I spent last week visiting a data center tucked into an anonymous office park in Champaign, Ill. The data center is operated by Amdocs, a company that makes its money doing managed back office applications for telecom companies, such as Sprint, Metro PCS, and others. The visit was part of a general press briefing about what Amdocs is doing, but the term “single point of failure” kept coming up.
If you are going to host apps for telecom vendors, you have to know what you are doing in terms of providing uptime. You need redundant everything, from the plug that a router connects to for power to the backup of the backup diesel generator that has to fire up when you lose main AC power from the utility.
Actually, the most impressive part of the tour was the empty “situation rooms” that Amdocs has built. They are empty because there wasn’t any crisis going on – each room is dedicated to a particular customer and is where the account team gathers when they have a problem to work on. Think “24” but with far nerdier people. And that brings up a good point: what is the rest of CTU doing to protect the other 300 million of us that aren’t directly threatened by the current plot? All the action is happening on the main stage. But I digress.

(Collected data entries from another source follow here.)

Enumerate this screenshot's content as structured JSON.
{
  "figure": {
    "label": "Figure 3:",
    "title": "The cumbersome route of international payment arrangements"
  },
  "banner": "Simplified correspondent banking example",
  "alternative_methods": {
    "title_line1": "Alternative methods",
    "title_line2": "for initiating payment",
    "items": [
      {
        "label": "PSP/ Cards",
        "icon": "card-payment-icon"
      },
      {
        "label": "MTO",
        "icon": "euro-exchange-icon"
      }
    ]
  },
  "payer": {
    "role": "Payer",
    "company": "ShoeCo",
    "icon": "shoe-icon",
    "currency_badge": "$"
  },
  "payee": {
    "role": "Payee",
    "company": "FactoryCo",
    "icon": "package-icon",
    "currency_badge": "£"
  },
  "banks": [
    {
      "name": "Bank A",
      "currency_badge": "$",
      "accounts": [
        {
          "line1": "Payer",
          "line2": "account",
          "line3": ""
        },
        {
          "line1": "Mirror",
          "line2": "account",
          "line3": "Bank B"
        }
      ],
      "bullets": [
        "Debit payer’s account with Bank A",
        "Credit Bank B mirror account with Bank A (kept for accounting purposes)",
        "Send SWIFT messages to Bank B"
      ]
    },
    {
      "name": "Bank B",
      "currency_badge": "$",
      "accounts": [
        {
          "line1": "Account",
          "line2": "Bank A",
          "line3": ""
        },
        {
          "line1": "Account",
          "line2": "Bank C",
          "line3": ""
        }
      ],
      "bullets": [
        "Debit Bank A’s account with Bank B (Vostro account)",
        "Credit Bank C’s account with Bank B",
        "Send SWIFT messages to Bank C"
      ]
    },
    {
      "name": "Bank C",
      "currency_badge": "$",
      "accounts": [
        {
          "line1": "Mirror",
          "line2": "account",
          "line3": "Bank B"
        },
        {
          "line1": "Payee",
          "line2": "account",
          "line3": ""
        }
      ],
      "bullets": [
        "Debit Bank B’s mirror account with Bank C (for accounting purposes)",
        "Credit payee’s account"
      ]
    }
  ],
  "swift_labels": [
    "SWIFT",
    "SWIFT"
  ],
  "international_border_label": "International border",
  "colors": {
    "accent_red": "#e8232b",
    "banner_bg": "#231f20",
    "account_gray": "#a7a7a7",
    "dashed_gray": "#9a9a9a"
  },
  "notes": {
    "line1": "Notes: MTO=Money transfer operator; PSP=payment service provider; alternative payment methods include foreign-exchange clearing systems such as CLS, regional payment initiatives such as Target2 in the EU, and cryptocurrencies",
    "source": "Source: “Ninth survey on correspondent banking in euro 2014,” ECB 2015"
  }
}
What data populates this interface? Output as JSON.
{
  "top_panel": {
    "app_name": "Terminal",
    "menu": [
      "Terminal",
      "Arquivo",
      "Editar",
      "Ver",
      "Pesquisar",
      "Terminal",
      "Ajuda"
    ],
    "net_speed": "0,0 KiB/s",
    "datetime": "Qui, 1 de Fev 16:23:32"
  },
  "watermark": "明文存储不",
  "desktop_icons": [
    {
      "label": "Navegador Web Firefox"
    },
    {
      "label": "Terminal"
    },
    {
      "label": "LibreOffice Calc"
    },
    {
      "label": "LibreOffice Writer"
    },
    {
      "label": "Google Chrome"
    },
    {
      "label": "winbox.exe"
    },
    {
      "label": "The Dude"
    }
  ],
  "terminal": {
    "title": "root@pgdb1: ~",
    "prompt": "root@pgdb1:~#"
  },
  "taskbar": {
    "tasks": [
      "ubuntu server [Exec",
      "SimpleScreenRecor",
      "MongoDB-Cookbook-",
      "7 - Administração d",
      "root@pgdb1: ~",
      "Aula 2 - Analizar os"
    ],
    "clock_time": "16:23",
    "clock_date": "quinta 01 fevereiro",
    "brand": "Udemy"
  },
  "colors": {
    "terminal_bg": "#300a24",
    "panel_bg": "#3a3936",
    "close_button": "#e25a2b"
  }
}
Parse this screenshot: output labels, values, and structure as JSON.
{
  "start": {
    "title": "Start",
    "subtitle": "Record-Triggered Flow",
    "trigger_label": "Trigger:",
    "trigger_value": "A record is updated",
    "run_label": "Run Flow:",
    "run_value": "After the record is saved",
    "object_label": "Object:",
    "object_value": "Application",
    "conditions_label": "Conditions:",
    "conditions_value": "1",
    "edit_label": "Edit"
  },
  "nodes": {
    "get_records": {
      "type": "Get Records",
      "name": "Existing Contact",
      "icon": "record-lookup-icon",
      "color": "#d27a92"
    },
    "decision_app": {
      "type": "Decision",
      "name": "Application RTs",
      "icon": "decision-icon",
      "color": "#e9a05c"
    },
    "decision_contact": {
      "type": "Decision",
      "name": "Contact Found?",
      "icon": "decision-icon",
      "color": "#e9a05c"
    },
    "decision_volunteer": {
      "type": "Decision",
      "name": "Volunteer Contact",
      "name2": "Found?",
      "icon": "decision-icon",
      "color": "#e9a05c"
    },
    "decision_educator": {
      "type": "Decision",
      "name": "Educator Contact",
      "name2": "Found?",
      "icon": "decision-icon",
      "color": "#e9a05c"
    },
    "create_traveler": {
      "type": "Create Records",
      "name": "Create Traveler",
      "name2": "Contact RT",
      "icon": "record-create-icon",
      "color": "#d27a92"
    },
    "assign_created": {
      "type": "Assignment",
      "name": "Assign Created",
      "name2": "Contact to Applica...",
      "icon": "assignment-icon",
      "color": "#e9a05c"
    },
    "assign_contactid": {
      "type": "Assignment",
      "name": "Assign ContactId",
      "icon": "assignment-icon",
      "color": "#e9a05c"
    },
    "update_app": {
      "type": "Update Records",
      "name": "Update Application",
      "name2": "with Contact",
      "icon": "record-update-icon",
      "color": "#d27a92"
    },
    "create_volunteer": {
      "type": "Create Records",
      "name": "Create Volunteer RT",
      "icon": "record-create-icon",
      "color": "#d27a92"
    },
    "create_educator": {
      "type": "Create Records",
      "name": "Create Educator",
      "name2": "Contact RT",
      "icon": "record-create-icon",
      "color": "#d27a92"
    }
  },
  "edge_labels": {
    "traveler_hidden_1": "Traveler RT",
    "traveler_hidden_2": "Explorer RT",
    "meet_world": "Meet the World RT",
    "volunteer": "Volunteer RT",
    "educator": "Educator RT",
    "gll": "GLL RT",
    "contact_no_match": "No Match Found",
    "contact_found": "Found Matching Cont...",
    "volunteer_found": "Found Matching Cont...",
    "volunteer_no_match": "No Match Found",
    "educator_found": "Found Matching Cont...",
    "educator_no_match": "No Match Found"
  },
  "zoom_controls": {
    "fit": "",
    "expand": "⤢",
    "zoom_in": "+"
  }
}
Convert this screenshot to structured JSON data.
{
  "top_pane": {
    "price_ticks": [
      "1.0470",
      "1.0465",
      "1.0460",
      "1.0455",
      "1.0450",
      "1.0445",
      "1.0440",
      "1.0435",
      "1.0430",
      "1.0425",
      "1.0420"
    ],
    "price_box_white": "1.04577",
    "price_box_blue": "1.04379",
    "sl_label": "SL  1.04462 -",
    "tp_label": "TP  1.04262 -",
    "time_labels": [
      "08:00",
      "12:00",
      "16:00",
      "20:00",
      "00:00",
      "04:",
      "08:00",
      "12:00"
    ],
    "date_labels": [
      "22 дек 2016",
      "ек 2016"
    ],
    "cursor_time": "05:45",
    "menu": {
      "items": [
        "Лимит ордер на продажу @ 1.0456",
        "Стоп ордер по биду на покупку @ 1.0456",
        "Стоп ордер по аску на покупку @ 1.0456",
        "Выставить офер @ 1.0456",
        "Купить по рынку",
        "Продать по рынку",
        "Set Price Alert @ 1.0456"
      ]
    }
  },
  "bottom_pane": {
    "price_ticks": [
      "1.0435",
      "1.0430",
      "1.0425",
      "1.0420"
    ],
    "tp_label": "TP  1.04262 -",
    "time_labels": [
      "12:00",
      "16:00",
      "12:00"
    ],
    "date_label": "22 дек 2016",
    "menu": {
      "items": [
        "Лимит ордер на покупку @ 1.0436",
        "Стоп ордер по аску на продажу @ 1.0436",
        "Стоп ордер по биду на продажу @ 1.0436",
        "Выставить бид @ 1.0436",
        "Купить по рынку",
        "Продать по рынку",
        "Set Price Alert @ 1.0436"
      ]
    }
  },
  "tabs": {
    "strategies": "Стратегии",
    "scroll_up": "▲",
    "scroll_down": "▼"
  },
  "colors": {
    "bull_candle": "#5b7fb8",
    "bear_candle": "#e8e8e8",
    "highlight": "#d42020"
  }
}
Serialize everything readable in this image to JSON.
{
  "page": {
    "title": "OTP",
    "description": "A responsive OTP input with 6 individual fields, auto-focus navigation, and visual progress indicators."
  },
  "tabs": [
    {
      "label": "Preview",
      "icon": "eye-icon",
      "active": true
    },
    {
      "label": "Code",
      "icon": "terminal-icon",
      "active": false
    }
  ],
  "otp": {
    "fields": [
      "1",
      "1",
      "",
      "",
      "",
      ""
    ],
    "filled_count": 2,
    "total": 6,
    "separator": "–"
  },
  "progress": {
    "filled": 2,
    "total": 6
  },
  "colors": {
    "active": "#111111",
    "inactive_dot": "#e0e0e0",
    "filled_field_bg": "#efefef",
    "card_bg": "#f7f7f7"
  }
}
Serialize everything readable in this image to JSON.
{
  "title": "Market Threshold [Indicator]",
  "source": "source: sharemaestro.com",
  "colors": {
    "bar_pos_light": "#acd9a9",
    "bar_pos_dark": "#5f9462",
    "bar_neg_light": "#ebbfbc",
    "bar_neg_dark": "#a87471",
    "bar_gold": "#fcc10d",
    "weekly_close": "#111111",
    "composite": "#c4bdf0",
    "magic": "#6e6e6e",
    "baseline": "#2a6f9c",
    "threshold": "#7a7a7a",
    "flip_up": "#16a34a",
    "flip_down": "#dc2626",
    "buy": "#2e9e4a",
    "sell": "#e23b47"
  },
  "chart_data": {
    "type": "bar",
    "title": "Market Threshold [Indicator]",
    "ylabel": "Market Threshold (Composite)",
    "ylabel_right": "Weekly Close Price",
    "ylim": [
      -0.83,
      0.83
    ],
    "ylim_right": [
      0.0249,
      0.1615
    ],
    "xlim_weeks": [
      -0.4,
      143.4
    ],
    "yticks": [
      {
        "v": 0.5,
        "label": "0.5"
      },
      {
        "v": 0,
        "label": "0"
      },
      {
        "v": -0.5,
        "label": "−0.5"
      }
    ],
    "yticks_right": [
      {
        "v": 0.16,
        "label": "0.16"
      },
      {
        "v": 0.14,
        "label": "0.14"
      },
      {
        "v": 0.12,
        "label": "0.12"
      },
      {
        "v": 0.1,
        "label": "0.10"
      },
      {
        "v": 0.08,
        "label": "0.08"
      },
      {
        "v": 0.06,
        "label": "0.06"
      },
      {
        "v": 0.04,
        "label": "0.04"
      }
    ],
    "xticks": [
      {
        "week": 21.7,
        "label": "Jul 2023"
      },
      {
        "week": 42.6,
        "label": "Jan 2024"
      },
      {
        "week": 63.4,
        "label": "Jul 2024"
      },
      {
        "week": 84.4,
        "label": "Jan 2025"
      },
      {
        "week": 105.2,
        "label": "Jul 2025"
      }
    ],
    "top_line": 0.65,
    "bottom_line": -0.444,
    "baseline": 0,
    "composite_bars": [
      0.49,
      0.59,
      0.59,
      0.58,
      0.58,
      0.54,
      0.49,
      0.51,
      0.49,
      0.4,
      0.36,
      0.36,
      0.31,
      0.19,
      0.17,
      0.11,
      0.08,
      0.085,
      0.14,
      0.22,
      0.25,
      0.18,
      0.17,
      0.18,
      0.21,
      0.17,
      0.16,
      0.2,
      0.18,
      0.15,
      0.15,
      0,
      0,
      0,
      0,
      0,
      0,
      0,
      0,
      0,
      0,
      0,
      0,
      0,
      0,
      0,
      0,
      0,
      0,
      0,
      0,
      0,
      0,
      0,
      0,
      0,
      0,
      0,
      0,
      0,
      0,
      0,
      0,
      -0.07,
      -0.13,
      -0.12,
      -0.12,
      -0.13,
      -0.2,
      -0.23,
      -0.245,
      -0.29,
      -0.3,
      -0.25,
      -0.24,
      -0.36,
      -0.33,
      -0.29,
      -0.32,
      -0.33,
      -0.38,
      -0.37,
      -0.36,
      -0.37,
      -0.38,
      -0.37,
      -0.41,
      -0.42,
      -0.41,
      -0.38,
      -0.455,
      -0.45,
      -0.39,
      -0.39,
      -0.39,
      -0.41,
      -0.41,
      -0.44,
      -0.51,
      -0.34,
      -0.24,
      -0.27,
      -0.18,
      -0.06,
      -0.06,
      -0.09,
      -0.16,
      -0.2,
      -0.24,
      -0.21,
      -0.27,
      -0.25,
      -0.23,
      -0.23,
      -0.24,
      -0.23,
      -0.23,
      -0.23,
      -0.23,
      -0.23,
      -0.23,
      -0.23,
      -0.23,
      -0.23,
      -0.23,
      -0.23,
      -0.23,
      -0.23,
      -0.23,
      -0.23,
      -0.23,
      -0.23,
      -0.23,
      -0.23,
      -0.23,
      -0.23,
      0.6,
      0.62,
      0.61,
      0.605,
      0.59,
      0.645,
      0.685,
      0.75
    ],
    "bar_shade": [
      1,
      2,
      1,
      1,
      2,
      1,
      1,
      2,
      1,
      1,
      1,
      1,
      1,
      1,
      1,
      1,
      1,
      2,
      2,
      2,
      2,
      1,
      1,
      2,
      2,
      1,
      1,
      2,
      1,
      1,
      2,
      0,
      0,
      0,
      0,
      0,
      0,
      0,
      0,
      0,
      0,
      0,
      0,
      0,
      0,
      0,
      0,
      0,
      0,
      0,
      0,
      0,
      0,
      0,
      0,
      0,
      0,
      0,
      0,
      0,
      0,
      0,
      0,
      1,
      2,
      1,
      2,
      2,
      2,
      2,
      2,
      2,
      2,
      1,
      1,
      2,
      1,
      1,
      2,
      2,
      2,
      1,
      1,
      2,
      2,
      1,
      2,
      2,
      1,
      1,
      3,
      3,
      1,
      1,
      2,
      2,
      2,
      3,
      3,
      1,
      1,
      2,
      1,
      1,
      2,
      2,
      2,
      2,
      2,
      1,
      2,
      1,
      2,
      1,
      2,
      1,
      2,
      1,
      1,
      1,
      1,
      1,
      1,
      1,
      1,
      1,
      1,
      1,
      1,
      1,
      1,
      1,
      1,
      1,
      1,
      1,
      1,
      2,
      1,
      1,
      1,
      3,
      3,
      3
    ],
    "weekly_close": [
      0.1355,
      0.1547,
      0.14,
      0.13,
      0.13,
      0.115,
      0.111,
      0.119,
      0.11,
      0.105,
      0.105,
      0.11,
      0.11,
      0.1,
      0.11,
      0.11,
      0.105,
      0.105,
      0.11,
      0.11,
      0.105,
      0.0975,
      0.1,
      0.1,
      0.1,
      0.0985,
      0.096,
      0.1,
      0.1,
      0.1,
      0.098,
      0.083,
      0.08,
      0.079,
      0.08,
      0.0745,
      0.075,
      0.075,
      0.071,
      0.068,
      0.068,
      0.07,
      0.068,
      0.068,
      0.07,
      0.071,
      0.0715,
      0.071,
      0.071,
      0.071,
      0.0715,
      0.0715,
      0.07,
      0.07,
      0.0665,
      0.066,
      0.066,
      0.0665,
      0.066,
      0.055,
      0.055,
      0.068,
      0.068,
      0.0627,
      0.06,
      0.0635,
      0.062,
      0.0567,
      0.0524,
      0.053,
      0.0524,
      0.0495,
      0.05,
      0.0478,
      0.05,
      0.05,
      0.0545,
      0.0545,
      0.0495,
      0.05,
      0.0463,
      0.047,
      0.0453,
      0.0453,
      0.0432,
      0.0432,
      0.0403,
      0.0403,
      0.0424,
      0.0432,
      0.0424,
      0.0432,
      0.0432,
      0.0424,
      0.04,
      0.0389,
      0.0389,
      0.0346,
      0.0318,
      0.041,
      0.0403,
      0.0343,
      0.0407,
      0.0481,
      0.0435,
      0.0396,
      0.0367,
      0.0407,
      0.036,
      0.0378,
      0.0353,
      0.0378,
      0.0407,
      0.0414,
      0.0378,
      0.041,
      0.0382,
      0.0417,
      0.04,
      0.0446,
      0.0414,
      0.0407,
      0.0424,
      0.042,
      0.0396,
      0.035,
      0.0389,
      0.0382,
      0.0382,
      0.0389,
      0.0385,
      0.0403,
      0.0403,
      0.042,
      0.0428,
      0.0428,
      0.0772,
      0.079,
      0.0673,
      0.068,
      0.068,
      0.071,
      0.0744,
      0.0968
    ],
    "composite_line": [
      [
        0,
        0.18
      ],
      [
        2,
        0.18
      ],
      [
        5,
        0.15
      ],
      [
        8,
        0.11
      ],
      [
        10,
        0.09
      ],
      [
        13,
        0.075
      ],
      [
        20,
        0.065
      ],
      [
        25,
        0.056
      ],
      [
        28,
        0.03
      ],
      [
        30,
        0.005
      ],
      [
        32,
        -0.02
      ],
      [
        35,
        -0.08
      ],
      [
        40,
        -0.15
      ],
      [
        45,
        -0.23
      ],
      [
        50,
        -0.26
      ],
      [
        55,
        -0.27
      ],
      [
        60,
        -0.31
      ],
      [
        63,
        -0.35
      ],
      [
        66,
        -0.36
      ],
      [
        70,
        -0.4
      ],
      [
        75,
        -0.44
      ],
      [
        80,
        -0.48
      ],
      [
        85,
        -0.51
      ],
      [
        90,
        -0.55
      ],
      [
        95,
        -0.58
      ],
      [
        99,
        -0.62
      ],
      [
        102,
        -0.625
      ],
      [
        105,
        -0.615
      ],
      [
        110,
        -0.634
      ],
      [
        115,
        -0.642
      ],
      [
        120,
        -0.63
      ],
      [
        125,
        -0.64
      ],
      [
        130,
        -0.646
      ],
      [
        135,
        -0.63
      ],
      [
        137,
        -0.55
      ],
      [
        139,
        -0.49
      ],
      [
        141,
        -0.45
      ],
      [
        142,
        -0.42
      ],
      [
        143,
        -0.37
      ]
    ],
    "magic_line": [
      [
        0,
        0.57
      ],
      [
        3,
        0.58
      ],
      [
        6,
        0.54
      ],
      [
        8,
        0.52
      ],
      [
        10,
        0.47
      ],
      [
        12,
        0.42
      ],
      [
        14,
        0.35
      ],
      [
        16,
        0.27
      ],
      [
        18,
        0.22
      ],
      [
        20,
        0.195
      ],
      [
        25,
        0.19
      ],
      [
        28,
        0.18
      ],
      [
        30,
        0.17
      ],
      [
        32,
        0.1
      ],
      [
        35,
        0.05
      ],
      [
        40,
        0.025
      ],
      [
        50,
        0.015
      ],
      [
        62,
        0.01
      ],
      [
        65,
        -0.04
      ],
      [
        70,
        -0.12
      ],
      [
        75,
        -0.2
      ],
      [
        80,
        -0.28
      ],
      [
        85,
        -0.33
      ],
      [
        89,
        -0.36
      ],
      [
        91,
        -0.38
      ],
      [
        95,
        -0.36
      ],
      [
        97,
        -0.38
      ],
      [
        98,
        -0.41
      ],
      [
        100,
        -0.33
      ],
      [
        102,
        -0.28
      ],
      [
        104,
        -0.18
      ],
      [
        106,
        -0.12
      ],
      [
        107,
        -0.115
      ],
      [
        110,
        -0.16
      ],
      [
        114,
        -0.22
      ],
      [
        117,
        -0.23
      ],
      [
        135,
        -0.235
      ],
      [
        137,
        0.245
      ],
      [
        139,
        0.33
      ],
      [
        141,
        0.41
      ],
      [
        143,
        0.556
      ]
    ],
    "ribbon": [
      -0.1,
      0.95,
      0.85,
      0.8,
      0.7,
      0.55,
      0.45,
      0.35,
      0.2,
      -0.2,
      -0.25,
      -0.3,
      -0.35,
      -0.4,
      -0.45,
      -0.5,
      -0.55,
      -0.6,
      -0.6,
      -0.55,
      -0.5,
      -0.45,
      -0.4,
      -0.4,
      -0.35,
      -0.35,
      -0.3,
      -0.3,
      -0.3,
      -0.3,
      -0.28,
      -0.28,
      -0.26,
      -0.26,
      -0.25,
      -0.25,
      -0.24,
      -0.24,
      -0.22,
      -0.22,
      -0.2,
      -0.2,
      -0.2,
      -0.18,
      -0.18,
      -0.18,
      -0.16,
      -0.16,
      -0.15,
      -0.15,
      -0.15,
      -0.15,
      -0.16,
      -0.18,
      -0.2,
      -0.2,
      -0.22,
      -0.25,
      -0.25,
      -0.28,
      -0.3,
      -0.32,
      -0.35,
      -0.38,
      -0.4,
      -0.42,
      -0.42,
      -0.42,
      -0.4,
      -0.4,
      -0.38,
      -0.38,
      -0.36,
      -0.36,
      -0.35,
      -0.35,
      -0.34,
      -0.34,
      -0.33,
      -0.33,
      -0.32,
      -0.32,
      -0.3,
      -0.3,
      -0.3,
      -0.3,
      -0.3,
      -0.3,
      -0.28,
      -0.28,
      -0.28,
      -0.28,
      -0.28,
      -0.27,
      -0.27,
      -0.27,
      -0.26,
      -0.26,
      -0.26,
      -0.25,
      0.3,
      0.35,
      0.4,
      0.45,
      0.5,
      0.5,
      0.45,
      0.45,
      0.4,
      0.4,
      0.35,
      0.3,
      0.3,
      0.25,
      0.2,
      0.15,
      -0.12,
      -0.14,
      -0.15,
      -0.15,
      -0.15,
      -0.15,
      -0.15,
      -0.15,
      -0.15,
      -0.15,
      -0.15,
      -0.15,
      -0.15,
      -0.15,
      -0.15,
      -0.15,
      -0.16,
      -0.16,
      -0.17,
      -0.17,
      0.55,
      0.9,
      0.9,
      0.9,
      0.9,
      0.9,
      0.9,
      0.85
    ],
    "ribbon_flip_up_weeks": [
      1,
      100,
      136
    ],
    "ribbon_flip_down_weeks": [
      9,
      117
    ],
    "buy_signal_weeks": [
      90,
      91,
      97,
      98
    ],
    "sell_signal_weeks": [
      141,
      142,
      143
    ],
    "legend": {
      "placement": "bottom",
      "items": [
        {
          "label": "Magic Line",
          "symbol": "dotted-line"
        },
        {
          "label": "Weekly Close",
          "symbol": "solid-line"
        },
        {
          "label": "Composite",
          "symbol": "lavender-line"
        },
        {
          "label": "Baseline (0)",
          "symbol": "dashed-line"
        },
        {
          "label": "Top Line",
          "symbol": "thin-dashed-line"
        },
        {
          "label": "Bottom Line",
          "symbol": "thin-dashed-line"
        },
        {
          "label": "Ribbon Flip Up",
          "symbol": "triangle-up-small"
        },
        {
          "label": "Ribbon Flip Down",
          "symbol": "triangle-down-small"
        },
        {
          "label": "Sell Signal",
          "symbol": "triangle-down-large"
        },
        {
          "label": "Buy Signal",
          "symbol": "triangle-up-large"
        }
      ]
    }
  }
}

I started thinking about other IT managers who haven’t completely thought through this issue that I have met down through the years.
There was one manager at a very large financial services firm near Washington DC that I interviewed a few years ago. Gazillions of dollars a day pass through its computer networks, and as you might imagine the firm had three Internet providers – not just two, but three – to provide connectivity. Each provider had a separate path and pole for their line from the firm’s server room. Well, that sounded all well and good until the day that a truck collision happened in the Baltimore Harbor Tunnel – a main north-south artery about 50 miles away. Trouble was all three of the Internet provider’s lines went through that tunnel and the firm was offline from the Internet until they got things re-routed. Now they have four Internet providers, and they got them to share their route maps (try doing this with yours, and good luck) to make sure there was no single point of failure.
Another time I was helping another firm in Florida upgrade one of its high-end network servers back in the late 1990s. This was a Tricord server, which took an ordinary Intel CPU and wrapped it around all sorts of redundant things: two power supplies, RAID hard drives, two physical processors, separate memory, and so forth. We had to pull and replace the network cards from this $40,000 server. This required powering down the beast and opening it up. Sadly, the one thing that wasn’t redundant was the physical power plug that went from the server into the wall – and the $25 part that the ordinary plug fit into went south when we powered the unit down. It took a few white-knuckle hours to locate a new part and get it over to us before we could bring the Tricord up again. I bet no one thought that probably the least sophisticated part in the whole machine was going to fail.
These days, you see lots of gear that have two physical power plugs, and at Amdocs’ data center they have two separate power paths just in case one goes out. That means taking that path back to a generator and line conditioning gear too.
Here is a story from my own mistakes, lest you think I am just harping on my subjects here. Several years ago, I was running this email list server on a friend’s Linux server that was in his California basement. The friend is one of the original Internet heavyweights, and knows his systems and has plenty of backups. However, the day came when a lot of flooding in his area knocked out all of his Internet connections, and I wasn’t able to access my list. Well, I thought I had all sorts of backup procedures in place and had saved copies of the server list configuration, so I could bring it up on someone else’s server. However, I had neglected to do one simple task – make a copy of the names of everyone on my list. Now I do. You would think something this simple would not have eluded me but you would think wrong.
So single point of failure: it is easier to say than to do. And when you see what Amdocs had to do to deliver on this maxim, you would be impressed.